Bookstores and libraries typically contain dozens upon dozens of
business-oriented "how to" books. There exists a virtual industry of works designed to assist people's skills in management, negotiation, sales, communications, networking, and media relations. These volumes emphasize the tactics necessary to defeat in-house competitors, overseas competitors, and any other competitor who stands in the way of business success. People in the business of seeking social change, however, have few such resources to turn to for guidance. This book is meant to provide such guidance, particularly to a younger generation that has exhibited strong interest in fights for social and economic justice. Although the media often depict today's young people either as "slackers" or as being less interested in political activism that in acquiring a high-paying job, these individuals actually have a tremendous desire to work for progressive social change. For example, participants in the struggles of ACT UP in the late 1980s were overwhelmingly in their twenties, and they exposed themselves to risks of arrest and violence that marked earlier generations as heroic. Young people want to address poverty, environmental racism, and other forms of social and economic injustice but often lack the vehicle and the tactical skills necessary. This lack is partly attributable to the elimination in the early 1980s of federal programs such as VISTA, in which committed young people worked as organizers and activists in low-income neighborhoods. These positions provided an instant connection to community organizations fighting for social change and acted as an "alternative" career path for recent college graduates. The defunding of grassroots activists' jobs in the 1980s has left today's young people with a dearth of mentors among their generational elders.

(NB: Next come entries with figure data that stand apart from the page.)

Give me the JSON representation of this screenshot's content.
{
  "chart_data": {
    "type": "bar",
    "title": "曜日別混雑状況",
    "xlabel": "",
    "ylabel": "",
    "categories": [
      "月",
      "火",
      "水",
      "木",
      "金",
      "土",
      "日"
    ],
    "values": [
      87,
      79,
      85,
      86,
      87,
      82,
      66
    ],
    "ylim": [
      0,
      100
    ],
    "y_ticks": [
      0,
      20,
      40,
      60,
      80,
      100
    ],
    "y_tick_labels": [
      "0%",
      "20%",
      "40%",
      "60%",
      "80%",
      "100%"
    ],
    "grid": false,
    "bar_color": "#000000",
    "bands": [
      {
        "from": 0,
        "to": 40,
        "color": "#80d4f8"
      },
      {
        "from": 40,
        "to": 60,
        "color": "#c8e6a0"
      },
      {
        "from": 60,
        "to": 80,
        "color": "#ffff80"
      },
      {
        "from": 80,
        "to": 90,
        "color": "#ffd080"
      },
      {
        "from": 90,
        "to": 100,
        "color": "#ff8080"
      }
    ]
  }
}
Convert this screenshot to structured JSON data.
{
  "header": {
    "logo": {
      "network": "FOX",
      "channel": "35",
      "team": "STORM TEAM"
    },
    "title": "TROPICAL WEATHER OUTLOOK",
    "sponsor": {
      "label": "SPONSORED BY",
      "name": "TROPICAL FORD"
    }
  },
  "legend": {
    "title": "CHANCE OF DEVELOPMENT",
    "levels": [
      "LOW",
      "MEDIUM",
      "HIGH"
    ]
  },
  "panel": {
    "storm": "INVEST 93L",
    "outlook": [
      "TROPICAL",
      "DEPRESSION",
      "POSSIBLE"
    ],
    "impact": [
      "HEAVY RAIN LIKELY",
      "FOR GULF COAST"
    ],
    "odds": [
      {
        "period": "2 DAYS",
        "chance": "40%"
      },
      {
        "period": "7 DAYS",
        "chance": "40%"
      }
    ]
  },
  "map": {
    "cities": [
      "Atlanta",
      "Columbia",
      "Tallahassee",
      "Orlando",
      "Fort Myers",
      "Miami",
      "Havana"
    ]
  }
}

The Republican Party's current strategy of channeling the public anxiety about the future into attacks on immigrants, racial minorities, welfare mothers, feminists, and gays and lesbians is ominous but can be overcome. Rather than simply oppose the right-wing agenda, activists must advance and frame issues that unify people around objection to social and economic unfairness rather than hostility toward others. This essential resurgence of social activism necessarily requires the significant participation of young people. From the Freedom Rides of the civil rights movement to the "no business as usual" actions of ACT UP, social activism has relied upon the energy, idealism, and broad participation of young people. To paraphrase Mark Twain, reports of the demise of progressive social change have been greatly exaggerated. A generation of activists that understands the tactics and strategies essential for success can create a new political environment for a new century.